O Supremo Tribunal Federal (STF) deve concluir neste semestre o julgamento que definiu o índice de correção a ser aplicado antes da expedição de precatório, causa estimada em R$ 7 bilhões pela União. O processo é acompanhado de perto por advogados pela possibilidade de os ministros limitarem a aplicação da decisão e fazer com que credores de precatórios emitidos antes dela tenham os valores corrigidos por um índice que foi considerado inadequado. Esse tema ficou pendente quando os ministros julgaram a emenda dos precatórios (EC nº 62), em março de 2015. Na ocasião, o Supremo estabeleceu que a correção monetária dos precatórios deveria ser feita pelo IPCA-E, e não pela Taxa Referencial (TR).
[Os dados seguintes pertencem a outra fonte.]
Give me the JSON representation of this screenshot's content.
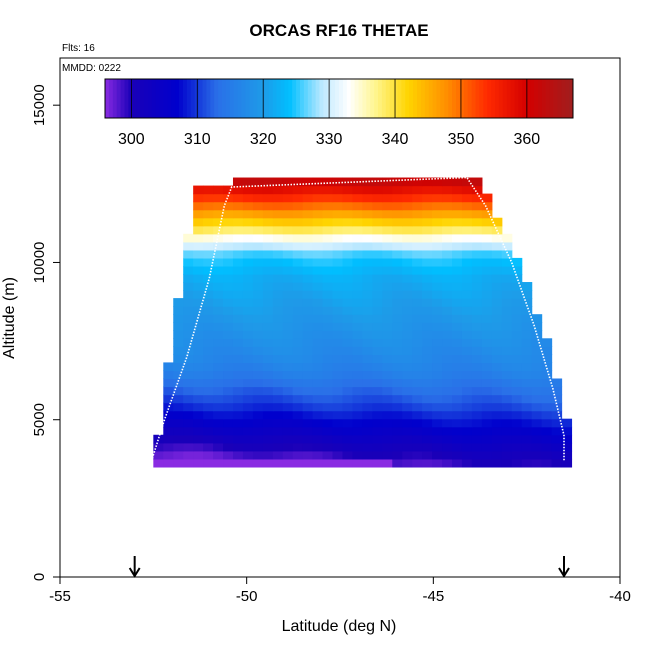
{
  "chart_data": {
    "type": "heatmap",
    "title": "ORCAS RF16 THETAE",
    "notes": [
      "Flts: 16",
      "MMDD: 0222"
    ],
    "xlabel": "Latitude (deg N)",
    "ylabel": "Altitude (m)",
    "xlim": [
      -55,
      -40
    ],
    "ylim": [
      0,
      16500
    ],
    "x_ticks": [
      -55,
      -50,
      -45,
      -40
    ],
    "y_ticks": [
      0,
      5000,
      10000,
      15000
    ],
    "colorbar": {
      "range": [
        296,
        367
      ],
      "ticks": [
        300,
        310,
        320,
        330,
        340,
        350,
        360
      ],
      "stops": [
        {
          "value": 296,
          "color": "#8a2be2"
        },
        {
          "value": 300,
          "color": "#1a00b8"
        },
        {
          "value": 307,
          "color": "#0000cd"
        },
        {
          "value": 313,
          "color": "#2a6fe8"
        },
        {
          "value": 320,
          "color": "#1e9be8"
        },
        {
          "value": 324,
          "color": "#00bfff"
        },
        {
          "value": 329,
          "color": "#bfe9ff"
        },
        {
          "value": 333,
          "color": "#ffffff"
        },
        {
          "value": 337,
          "color": "#fff68f"
        },
        {
          "value": 342,
          "color": "#ffd400"
        },
        {
          "value": 348,
          "color": "#ff8c00"
        },
        {
          "value": 354,
          "color": "#ff2a00"
        },
        {
          "value": 360,
          "color": "#d40000"
        },
        {
          "value": 367,
          "color": "#a01e1e"
        }
      ]
    },
    "grid": {
      "lat_min": -52.5,
      "lat_max": -41.3,
      "alt_min": 3500,
      "alt_max": 12700,
      "lat_cells": 42,
      "alt_cells": 36,
      "data_left_edge_lat": [
        -52.5,
        -51.3
      ],
      "data_right_edge_lat": [
        -41.3,
        -43.8
      ],
      "data_top_alt_by_lat": [
        [
          -52.5,
          12000
        ],
        [
          -51.5,
          12500
        ],
        [
          -48.2,
          12700
        ],
        [
          -44.0,
          12700
        ]
      ]
    },
    "thetae_profile_reference": {
      "altitude_m": [
        3500,
        4500,
        5500,
        6500,
        7500,
        8500,
        9500,
        10200,
        10700,
        11000,
        11400,
        11800,
        12200,
        12600
      ],
      "thetae_K": [
        300,
        306,
        312,
        316,
        318,
        320,
        322,
        325,
        332,
        338,
        344,
        350,
        356,
        362
      ]
    },
    "flight_track": {
      "lat": [
        -52.6,
        -52.2,
        -51.6,
        -51.0,
        -50.6,
        -50.4,
        -44.1,
        -43.6,
        -42.9,
        -42.3,
        -41.8,
        -41.5,
        -41.5
      ],
      "alt": [
        3500,
        5000,
        7000,
        9500,
        11800,
        12400,
        12700,
        11800,
        10000,
        8000,
        6000,
        4500,
        3700
      ]
    },
    "markers": {
      "type": "arrow",
      "lat": [
        -53.0,
        -41.5
      ]
    }
  }
}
Mas o julgamento não definiu qual índice deveria ser adotado no intervalo anterior, até a expedição dos títulos, tempo que, segundo advogados, pode superar o de pagamento. Só em 2017 o STF definiu que o IPCA-E é o índice de correção adequado para ser aplicado até a expedição do precatório. No julgamento, os ministros consideraram que, corrigido pela TR, um débito de R$ 100 mil em maio de 2009 passaria a R$ 103 mil em 2014. Mas se fosse corrigido pelo IPCA-E, chegaria a R$ 137,9 mil.

No caso julgado (RE 870.947), o INSS questionava decisão do Tribunal Regional Federal (TRF) da 5ª Região que adotou o IPCA-E, com base no entendimento do Supremo sobre a correção dos precatórios. Para o INSS, deveria ser aplicada a TR. A decisão do Plenário, contudo, não foi suficiente para resolver o assunto. O Distrito Federal e os 17 Estados que participam da ação pediram a modulação - para que a TR só deixe de ser aplicada após o trânsito em julgado do recurso extraordinário.

Em setembro de 2018, o Supremo suspendeu a aplicação do entendimento adotado até o julgamento do pedido de modulação. O relator, ministro Luiz Fux, afirmou na decisão que a medida era necessária para evitar desembolsos de valores consideráveis pelas Fazendas Públicas.

Em dezembro, o Plenário começou a analisar os embargos. Mas o julgamento não foi concluído. Na ocasião, somente o relator votou, considerando como marco temporal para a aplicação da decisão do STF, em casos não transitados em julgado (em que ainda cabem recurso), a data da sessão do julgamento, realizado em março de 2015. A questão voltará a julgamento no dia 20 de março. Em 2017, o STF estimava que havia 90 mil processos suspensos à espera de uma definição, que poderá ter reflexos na Justiça do Trabalho.

O precedente do Supremo é citado para a correção de dívidas trabalhistas. O impacto de R$ 7 bilhões é estimado pela Advocacia-Geral da União (AGU). A própria participação da União no processo é questionada por advogados. O governo federal está empenhado em se incluir nesta questão da modulação para evitar o pagamento das diferenças entre a aplicação da TR e do IPCA-e nos processos que estão sobrestados.